OECD Forecasts 4% Economic Growth for Morocco in 2025
Morocco’s Economy Poised for Growth, OECD Predicts
Rabat, Morocco – The Moroccan economy is set for a period of robust growth, according to the latest projections from the Organisation for Economic Co-operation and Development (OECD). The association forecasts a growth rate of 3.5% in 2024, accelerating to 4% in 2025.
This positive outlook is fueled by several factors,including a surge in domestic demand,a rebound in industrial exports,and targeted public investments in key sectors such as automobiles,fertilizers,and aeronautics.
The OECD also notes that Morocco’s efforts to gradually reduce energy and food subsidies, coupled with a strict monetary policy, are helping to curb inflation. Inflation is expected to decline to 2.3% in 2024.
furthermore, ongoing fiscal reforms aimed at broadening the tax base and reducing the budget deficit are projected to bring it down to 4% of GDP by 2024, with a target of 3% by 2026.
Despite the optimistic forecast, the OECD highlights potential risks. These include the lingering impact of drought on agricultural production and rural employment, as well as uncertainties in European markets.
In response, the Moroccan government is implementing support programs, such as housing assistance and initiatives for post-disaster reconstruction, to stimulate investment and consumption.
The OECD emphasizes the importance of enhancing productivity and continuing economic reforms, notably in the areas of digital transition and enduring water resource management.Modernizing the tax system, developing local infrastructure, and promoting responsible investments are also crucial recommendations for strengthening Morocco’s economic resilience.
These projections underscore the need for Morocco to strike a balance between economic growth, social inclusion, and environmental sustainability while continuing to diversify its economy and attract foreign investment.
Morocco’s Economic Engine Revs Up: OECD Predicts Robust Growth
Rabat,Morocco – Optimism is in the air as the Organisation for economic Co-operation and Progress (OECD) paints a rosy picture of morocco’s economic future. The OECD forecasts a spirited growth rate of 3.5% in 2024, accelerating further to 4% in 2025.
Fueling this positive trajectory is a confluence of factors. Domestic demand is surging,industrial exports are rebounding,and targeted public investments in key sectors such as automobiles,fertilizers,and aeronautics are gaining momentum.

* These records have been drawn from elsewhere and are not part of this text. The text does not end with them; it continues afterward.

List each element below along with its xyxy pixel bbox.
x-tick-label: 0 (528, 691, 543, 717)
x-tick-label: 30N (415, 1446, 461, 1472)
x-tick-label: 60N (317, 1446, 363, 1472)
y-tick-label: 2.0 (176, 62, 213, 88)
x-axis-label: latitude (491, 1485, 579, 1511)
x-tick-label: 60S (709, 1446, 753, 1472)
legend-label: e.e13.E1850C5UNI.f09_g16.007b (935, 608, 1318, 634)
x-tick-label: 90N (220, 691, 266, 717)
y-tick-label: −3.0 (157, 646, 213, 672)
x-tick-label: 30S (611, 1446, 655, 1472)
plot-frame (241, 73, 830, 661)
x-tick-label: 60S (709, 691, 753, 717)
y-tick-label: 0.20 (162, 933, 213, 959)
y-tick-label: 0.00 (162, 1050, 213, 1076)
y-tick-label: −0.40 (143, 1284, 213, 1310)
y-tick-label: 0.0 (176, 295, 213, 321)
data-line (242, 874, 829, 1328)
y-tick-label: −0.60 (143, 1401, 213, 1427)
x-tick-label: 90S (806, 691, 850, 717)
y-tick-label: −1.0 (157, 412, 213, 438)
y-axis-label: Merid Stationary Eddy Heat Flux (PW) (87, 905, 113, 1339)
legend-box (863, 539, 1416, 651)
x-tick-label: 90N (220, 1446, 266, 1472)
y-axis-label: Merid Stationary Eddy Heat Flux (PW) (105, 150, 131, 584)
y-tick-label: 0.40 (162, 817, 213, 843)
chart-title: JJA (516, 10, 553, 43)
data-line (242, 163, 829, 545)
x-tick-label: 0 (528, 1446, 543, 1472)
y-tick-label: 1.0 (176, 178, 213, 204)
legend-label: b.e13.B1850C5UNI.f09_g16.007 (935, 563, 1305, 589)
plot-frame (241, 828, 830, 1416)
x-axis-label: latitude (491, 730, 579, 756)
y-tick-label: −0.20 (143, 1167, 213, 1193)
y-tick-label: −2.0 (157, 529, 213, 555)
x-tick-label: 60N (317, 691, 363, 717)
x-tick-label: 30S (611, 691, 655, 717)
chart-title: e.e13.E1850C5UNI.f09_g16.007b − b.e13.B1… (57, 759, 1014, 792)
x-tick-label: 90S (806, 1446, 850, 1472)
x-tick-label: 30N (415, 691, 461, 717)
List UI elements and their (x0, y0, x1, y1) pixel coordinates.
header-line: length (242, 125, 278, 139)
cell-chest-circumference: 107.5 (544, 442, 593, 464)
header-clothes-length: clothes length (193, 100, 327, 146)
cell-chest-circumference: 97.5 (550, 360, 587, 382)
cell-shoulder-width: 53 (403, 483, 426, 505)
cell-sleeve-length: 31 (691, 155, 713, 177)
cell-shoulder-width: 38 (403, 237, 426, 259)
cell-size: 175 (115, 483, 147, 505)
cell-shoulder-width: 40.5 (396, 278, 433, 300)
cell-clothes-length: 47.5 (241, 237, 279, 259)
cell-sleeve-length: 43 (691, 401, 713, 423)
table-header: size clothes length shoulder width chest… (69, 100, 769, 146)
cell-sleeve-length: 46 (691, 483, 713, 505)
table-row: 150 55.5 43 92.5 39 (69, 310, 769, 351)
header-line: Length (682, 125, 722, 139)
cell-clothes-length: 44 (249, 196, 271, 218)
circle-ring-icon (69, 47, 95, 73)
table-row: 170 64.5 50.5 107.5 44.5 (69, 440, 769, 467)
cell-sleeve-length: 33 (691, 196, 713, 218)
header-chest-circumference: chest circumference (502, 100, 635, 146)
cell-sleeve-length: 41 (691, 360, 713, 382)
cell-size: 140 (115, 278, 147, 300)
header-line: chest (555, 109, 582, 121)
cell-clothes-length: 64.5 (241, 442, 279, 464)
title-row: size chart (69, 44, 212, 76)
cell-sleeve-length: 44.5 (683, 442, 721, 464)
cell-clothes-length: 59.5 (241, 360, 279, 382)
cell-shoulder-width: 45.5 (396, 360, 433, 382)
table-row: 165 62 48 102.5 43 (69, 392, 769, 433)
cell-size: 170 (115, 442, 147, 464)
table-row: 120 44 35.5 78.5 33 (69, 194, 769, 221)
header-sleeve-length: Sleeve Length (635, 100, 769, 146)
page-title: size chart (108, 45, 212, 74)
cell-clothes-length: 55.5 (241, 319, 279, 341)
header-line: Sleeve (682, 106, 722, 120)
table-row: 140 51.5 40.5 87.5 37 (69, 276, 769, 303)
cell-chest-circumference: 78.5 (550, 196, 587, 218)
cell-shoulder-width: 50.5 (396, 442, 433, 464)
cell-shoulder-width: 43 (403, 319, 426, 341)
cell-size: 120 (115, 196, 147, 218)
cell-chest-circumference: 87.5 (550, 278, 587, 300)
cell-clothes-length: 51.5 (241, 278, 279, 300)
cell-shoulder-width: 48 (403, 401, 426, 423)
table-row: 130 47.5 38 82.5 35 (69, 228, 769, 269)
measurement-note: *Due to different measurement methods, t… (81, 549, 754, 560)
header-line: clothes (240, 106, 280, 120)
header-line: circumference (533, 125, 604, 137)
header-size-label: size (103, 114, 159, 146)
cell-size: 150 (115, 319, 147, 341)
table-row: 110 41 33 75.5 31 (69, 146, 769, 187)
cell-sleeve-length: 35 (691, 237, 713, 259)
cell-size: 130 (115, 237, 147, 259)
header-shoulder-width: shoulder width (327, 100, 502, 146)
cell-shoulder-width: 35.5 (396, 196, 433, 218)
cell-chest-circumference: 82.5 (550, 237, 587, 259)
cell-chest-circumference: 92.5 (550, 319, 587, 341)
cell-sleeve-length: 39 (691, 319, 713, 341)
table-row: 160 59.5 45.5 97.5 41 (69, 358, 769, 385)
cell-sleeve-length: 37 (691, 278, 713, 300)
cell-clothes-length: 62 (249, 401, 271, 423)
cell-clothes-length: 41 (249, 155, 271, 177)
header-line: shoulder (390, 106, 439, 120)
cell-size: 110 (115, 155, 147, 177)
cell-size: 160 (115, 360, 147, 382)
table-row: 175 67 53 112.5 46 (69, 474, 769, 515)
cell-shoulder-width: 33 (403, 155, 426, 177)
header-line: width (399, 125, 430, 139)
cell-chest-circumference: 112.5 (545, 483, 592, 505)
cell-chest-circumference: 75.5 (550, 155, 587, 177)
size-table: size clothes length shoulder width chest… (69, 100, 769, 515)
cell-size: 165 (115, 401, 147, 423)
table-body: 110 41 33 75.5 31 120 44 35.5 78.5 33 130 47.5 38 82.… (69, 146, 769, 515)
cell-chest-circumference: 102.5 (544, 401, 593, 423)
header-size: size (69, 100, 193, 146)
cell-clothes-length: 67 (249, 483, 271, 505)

The OECD also commends Morocco’s efforts to curb inflation. Gradual reductions in energy and food subsidies, coupled with a stringent monetary policy, are expected to bring inflation down to a manageable 2.3% in 2024.
On the fiscal front, ongoing reforms aimed at broadening the tax base and reducing the budget deficit are projected to yield positive results. The deficit is expected to shrink to 4% of GDP by 2024, with a target of 3% by 2026.
While the outlook is radiant, the OECD acknowledges potential headwinds.Lingering drought impacts on agricultural production and rural employment, alongside uncertainties in European markets, pose potential challenges.
In response, the Moroccan government is proactively implementing support programs. Initiatives such as housing assistance and post-disaster reconstruction efforts aim to stimulate investment and consumption.
Looking ahead, the OECD stresses the imperative of enhancing productivity and continuing economic reforms. Prioritizing digital transition, sustainable water resource management, modernizing the tax system, developing local infrastructure, and promoting responsible investments are key recommendations for strengthening Morocco’s economic resilience.
The OECD’s projections underscore the need for Morocco to strike a delicate balance – fostering economic growth while prioritizing social inclusion and environmental sustainability. Diversifying the economy and attracting foreign investment remain crucial pillars of this strategy.